[CRIU] [Qemu-devel] [PATCH 00/10] RFC: userfault

Thu Jul 3 07:08:53 PDT 2014

Hi Christopher,

On Thu, Jul 03, 2014 at 09:45:07AM -0400, Christopher Covington wrote:
> CRIU uses the soft dirty bit in /proc/pid/clear_refs and /proc/pid/pagemap to
> implement its pre-copy memory migration.
> 
> http://git.kernel.org/cgit/linux/kernel/git/torvalds/linux.git/tree/Documentation/vm/soft-dirty.txt
> 
> Would it make sense to use a similar interaction model of peeking and poking
> at /proc/pid/ files for post-copy memory migration facilities?

We plan to use the pagemap information to optimize precopy live
migration, but that's orthogonal with postcopy live migration.

We already combine precopy and postcopy live migration.

In addition to the dirty bit tracking with softdirty clear_refs
feature, the pagemap bits can also tell for example which pages are
missing in the source node, instead of the current memcmp(0) that
avoids to transfer zero pages. With pagemap we can skip a superfluous
zero page fault (David suggested this).

Postcopy live migration poses a different problem. And without
postcopy there's no way to migrate 100GByte guests with heavy load
inside them, in fact even the first "optimistic" precopy pass should
only migrate those pages that already got the dirty bit set by the
time we attempt to send them.

With postcopy we can also guarantee that the maximum amount of data
transferred during precopy+postcopy is twice the size of the guest. So
you know exactly the maximum time live migration will take depending
on your network bandwidth and it cannot fail no matter the load or the
size of the guest. Slowing down the guest with autoconverge isn't
needed anymore.

The userfault only happens in the destination node. The problem we
face is that we must start the guest in the destination node despite
significant amount of its memory is still in the source node.

With postcopy migration the pages aren't dirty nor present in the
destination node, they're just holes, and in fact we already exactly
know which are missing without having to check pagemap.
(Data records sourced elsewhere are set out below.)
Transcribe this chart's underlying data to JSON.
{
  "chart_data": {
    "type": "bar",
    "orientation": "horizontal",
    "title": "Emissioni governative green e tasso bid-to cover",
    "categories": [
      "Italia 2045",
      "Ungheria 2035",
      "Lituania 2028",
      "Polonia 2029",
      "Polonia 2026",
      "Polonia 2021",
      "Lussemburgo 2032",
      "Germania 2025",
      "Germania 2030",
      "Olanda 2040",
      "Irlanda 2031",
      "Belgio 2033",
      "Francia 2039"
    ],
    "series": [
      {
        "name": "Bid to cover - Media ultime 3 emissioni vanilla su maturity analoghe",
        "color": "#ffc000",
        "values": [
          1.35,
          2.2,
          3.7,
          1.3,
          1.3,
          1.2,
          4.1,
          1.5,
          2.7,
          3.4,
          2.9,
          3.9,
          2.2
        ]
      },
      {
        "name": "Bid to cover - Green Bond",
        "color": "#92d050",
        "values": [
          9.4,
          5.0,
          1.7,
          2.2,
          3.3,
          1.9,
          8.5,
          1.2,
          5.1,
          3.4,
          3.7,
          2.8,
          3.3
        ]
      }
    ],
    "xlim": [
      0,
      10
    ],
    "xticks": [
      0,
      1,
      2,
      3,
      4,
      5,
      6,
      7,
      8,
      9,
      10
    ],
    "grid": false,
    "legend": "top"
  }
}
It's up to the guest OS which pages it decides to touch, we cannot
know. We already know where are holes, we don't know if the guest will
touch the holes during its runtime while the memory is still
externalized.

If the guest touches any hole we need to stop the guest somehow and we
must be let know immediately so we transfer the page, fill the hole,
and let it continue ASAP.

pagemap/clear_refs can't stop the guest and let us know immediately
about the fact the guest touched a hole.

It's not just about the guest shadow mmu accesses, it could also be
O_DIRECT from qemu that triggers the fault and in that case GUP stops,
we fill the hole and then GUP and O_DIRECT succeeds without even
noticing it has been stopped by an userfault.

Thanks,
Andrea